Я эту задачу в уме решил за 10 секунд. Нам не важно знать сколько будет по отдельности A и B. Нам нужно знать их сумму. Для простоты будем считать что A=B. Тогда A=B=(13×2)=26. (Также как и 1/2=1/4+1/4). Поэтому А+В=26×2=52.
@КириллХ-з4в Ты не внимательно читал моё решение. Мне без разницы какие будут а и б. Хоть дробные. Для простоты решения я взял их равными. Ибо их сумма константа.
1/13 = 2/26 so 1/26 + 1/26 = 2/26 so a and b are both 26 so a+b = 52
You can't assume the values of a or b this way. Fractions are ratios. (1/13)=(2/26)=(4/52)...
Why did you also assume that a=b when it clearly doesn't state this?
@@roulam3001 it doesnt say anywhere that a and b cant be equal
@@roulam3001Obviously a+b=52 is a potential solution here and can be checked to be correct. However, as we saw in the video, it isn’t the only solution.
The idea of this question is there is not only one answer. With your way of solving this question, it is hard to find other answers.
You can’t also assume that both numbers are integer. There is no such claim in the beginning so the whole video solution is wrong 😎
You can multiply both sides by 13ab and get 13b+13a=ab right away. Thank you for the video. Nice.
In fact, we have unlimited solution by make one variable as depend to another variable.

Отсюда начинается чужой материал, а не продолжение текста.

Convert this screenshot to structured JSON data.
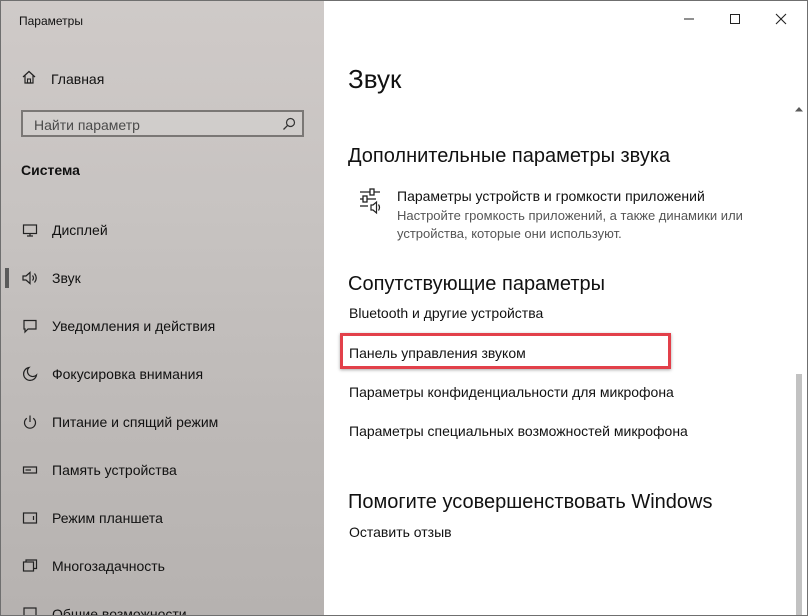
{
  "window": {
    "title": "Параметры"
  },
  "sidebar": {
    "home_label": "Главная",
    "search_placeholder": "Найти параметр",
    "section_label": "Система",
    "items": [
      {
        "label": "Дисплей",
        "icon": "monitor-icon"
      },
      {
        "label": "Звук",
        "icon": "speaker-icon",
        "selected": true
      },
      {
        "label": "Уведомления и действия",
        "icon": "notification-icon"
      },
      {
        "label": "Фокусировка внимания",
        "icon": "moon-icon"
      },
      {
        "label": "Питание и спящий режим",
        "icon": "power-icon"
      },
      {
        "label": "Память устройства",
        "icon": "storage-icon"
      },
      {
        "label": "Режим планшета",
        "icon": "tablet-icon"
      },
      {
        "label": "Многозадачность",
        "icon": "multitask-icon"
      },
      {
        "label": "Общие возможности",
        "icon": "shared-icon"
      }
    ]
  },
  "main": {
    "title": "Звук",
    "advanced": {
      "heading": "Дополнительные параметры звука",
      "item_title": "Параметры устройств и громкости приложений",
      "item_desc": "Настройте громкость приложений, а также динамики или устройства, которые они используют."
    },
    "related": {
      "heading": "Сопутствующие параметры",
      "links": [
        "Bluetooth и другие устройства",
        "Панель управления звуком",
        "Параметры конфиденциальности для микрофона",
        "Параметры специальных возможностей микрофона"
      ]
    },
    "improve": {
      "heading": "Помогите усовершенствовать Windows",
      "link": "Оставить отзыв"
    }
  },
  "colors": {
    "highlight": "#e2404a",
    "sidebar_bg": "#c7c3c1"
  }
}
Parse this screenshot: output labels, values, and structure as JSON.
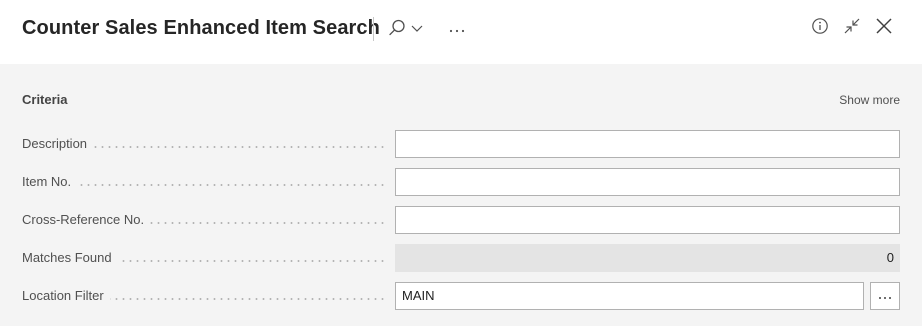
{
  "header": {
    "title": "Counter Sales Enhanced Item Search",
    "more_label": "···",
    "icons": [
      "search-icon",
      "chevron-down-icon",
      "ellipsis-icon",
      "info-icon",
      "collapse-icon",
      "close-icon"
    ]
  },
  "criteria": {
    "section_title": "Criteria",
    "show_more": "Show more",
    "fields": [
      {
        "label": "Description",
        "value": ""
      },
      {
        "label": "Item No.",
        "value": ""
      },
      {
        "label": "Cross-Reference No.",
        "value": ""
      },
      {
        "label": "Matches Found",
        "value": "0"
      },
      {
        "label": "Location Filter",
        "value": "MAIN"
      }
    ],
    "lookup_label": "···"
  },
  "colors": {
    "header_bg": "#ffffff",
    "content_bg": "#f4f4f4",
    "readonly_bg": "#e4e4e4",
    "input_border": "#b1b1b1"
  }
}
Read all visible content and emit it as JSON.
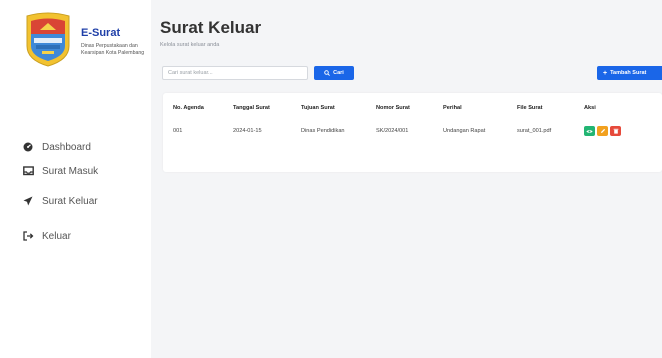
{
  "sidebar": {
    "brand": {
      "title": "E-Surat",
      "subtitle": "Dinas Perpustakaan dan Kearsipan Kota Palembang"
    },
    "items": [
      {
        "label": "Dashboard",
        "icon": "gauge-icon"
      },
      {
        "label": "Surat Masuk",
        "icon": "inbox-icon"
      },
      {
        "label": "Surat Keluar",
        "icon": "send-icon"
      },
      {
        "label": "Keluar",
        "icon": "logout-icon"
      }
    ]
  },
  "main": {
    "title": "Surat Keluar",
    "subtitle": "Kelola surat keluar anda",
    "search": {
      "placeholder": "Cari surat keluar...",
      "button_label": "Cari"
    },
    "add_button_label": "Tambah Surat",
    "table": {
      "headers": [
        "No. Agenda",
        "Tanggal Surat",
        "Tujuan Surat",
        "Nomor Surat",
        "Perihal",
        "File Surat",
        "Aksi"
      ],
      "rows": [
        [
          "001",
          "2024-01-15",
          "Dinas Pendidikan",
          "SK/2024/001",
          "Undangan Rapat",
          "surat_001.pdf"
        ]
      ]
    }
  },
  "colors": {
    "primary": "#1a66e8",
    "brand_title": "#1f3fa8",
    "action_view": "#22b573",
    "action_edit": "#f2a11f",
    "action_delete": "#e64a3b"
  }
}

Lets A is independent variable, then B=f(A). In this case, we can choose B=n×A or another equation.
For exampke n=1 and B=1×A=A, then
1/A+1/B=1/A+1/A=1/13
2/A=1/13 or A=26, B=26
n=2, B=2×A=2A
1/A+1/B=1/A+1/2A=3/2A
3/2A=1/13 A=39/2, B=39
....
And so on..
@@sie_khoentjoeng4886 Nice Approach 👍
It has infinite solutions.
1/a + 1/b = 1/13
1/a = 1/13-1/b
a>0, =>1/a >0, => 1/13 - 1/b >0
=> b>13
||rly a > 13
a>13 and b >13
Hence take any value of a or b greater than 13,.put in the first equation and get the value of other variable
Я думаю в условии оригинальной задачи было упоминание, что корни должны быть целые, но автор ролика решил умолчать об этом факте.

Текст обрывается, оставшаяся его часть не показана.